Проходит долгая минута, как будто мы два подростка на первом свидании.

Мой взгляд опускается, а затем поднимается, чтобы встретиться с ее взглядом.

— Я рад, что тебе понравилась пицца.

— Я рада, что ты ее приготовил. — Она делает глубокий вдох, кладет одну руку мне на плечо, поднимается на носочки и целует меня в щеку. Это не похоже на случайный поцелуй. Менее осторожный. Более целенаправленный.

На мгновение Джой поднимает взгляд на меня. Ее щеки розовеют, а улыбка становится широкой.

Стук моего сердца практически эхом отдается от горного хребта. Тепло поднимается по моей шее, а затем идет в обратном направлении, согревая меня. Я стою там долгое мгновение. В оцепенении. Прижимаю ладонь к тому месту, где ее теплые губы касались моей кожи.

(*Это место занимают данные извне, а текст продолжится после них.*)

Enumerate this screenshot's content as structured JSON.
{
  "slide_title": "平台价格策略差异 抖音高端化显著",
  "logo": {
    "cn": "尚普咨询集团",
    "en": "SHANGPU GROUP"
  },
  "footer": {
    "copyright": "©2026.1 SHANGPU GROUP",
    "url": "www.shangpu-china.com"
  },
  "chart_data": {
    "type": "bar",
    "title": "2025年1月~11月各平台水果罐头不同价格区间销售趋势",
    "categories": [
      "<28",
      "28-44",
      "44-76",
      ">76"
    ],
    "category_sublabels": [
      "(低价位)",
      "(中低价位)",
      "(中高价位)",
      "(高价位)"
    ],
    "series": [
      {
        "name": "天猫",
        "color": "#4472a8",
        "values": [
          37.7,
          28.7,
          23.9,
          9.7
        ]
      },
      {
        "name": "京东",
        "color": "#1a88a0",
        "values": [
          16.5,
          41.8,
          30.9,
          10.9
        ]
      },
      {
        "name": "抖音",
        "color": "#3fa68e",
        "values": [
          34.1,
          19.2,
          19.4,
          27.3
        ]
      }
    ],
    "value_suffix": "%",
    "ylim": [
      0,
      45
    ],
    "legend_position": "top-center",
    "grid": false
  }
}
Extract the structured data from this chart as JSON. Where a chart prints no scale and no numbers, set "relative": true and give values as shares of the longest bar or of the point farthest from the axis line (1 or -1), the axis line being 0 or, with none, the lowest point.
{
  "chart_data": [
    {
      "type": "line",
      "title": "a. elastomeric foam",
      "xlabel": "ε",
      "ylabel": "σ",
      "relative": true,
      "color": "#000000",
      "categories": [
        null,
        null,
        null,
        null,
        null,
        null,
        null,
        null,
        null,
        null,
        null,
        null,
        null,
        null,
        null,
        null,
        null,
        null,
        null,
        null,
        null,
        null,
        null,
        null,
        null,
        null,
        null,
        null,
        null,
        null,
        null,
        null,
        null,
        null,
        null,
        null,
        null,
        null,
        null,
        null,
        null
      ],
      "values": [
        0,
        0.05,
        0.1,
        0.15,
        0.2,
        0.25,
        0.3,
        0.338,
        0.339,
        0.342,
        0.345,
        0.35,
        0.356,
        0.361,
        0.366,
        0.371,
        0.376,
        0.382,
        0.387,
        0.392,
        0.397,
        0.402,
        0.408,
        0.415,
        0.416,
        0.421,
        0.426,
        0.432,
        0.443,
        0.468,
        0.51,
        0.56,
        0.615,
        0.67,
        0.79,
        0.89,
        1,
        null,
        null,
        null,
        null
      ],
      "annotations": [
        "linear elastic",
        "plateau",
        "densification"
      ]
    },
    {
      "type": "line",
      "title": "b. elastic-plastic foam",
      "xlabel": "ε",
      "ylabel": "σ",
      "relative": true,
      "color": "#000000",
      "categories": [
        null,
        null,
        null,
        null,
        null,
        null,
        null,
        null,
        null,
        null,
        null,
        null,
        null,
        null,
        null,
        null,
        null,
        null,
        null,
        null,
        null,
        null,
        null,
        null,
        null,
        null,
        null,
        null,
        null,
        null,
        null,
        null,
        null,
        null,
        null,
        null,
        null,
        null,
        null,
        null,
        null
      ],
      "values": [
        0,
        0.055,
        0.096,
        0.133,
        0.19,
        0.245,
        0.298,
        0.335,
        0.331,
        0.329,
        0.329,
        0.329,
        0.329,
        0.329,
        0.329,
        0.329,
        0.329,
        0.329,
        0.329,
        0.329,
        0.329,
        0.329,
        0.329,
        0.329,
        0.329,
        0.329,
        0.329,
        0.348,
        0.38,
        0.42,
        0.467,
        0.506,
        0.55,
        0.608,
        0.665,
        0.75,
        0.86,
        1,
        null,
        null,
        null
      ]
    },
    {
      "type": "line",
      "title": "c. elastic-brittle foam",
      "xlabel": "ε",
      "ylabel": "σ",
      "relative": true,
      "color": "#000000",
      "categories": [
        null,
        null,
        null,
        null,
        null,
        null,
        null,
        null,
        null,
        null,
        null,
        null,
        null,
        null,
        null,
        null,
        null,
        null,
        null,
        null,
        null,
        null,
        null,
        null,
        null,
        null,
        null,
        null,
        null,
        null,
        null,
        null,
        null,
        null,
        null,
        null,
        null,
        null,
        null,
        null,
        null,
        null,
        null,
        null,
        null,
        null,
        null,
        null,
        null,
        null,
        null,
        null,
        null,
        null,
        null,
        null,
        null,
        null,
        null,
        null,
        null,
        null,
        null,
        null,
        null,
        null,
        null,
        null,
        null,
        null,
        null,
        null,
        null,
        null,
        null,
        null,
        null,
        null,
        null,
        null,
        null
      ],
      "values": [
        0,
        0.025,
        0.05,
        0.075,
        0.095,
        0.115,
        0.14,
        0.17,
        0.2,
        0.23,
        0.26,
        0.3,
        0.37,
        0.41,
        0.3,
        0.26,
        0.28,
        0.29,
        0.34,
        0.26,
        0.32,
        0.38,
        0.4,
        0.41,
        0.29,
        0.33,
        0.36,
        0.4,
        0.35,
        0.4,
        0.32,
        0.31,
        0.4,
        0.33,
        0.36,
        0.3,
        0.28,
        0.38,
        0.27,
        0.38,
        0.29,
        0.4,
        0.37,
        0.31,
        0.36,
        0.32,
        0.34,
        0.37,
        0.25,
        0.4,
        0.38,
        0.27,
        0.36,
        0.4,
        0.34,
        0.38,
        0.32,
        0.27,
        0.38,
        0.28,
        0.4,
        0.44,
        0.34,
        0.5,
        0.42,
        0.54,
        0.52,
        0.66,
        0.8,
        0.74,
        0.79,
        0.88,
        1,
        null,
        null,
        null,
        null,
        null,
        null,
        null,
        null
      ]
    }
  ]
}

Мой мир не кренится, он уходит в сторону, потому что никогда еще простой поцелуй в щеку не был таким сильным, таким мощным. Таким совершенным.

Да, это был всего лишь легкий поцелуй, но тепло, которое я ощущаю внутри, говорит мне, что Джой совсем не похожа на всех остальных женщин, с которыми я встречался.

Но, возможно, я тоже изменился. Наверное, это горный воздух.




До Рождества осталось всего несколько дней, и в магазине пиццы и пирогов сейчас как никогда многолюдно. К сожалению, я не могу сосредоточиться ни на чем, кроме нашей новой кассирши.

То, как ее волосы развеваются, собранные в конской хвост, во время работы.

То, как они рассыпаются по плечам, когда она снимает резинку после работы.

Как тепло Джой улыбается покупателям.

Как краснеют ее щеки, когда она смотрит на меня.

Моя неспособность формировать законченные предложения, связно мыслить или четко выполнять заказы привлекает ко мне внимание моего брата Томми.

Он уже не раз хмыкал, пыхтел и отпихивал меня с дороги, когда я приносил из холодильника листья салата вместо рукколы, путал пармезан с азиаго и варил кофе с гущей на дне.

— Такое впечатление, что он впервые влюбился, — бормочет Нико, когда Томми требует, чтобы я работал на кухне, а Нико — за стойкой.

Я не возражаю и не спорю.

Пока готовлю закуски и салаты, я понимаю, что все в Джой — полная противоположность тем женщинам, с которыми я обычно встречаюсь.

Во-первых, она не носит дизайнерскую одежду. Сегодня на ее футболке написано «Официальный испытатель печенья Санты». Должно быть, это было до того, как она перестала есть глютен, что натолкнуло меня на идею рождественского подарка для нее, но если дела в магазине будут такими же напряженными, у меня, возможно, не будет возможности опробовать рецепты.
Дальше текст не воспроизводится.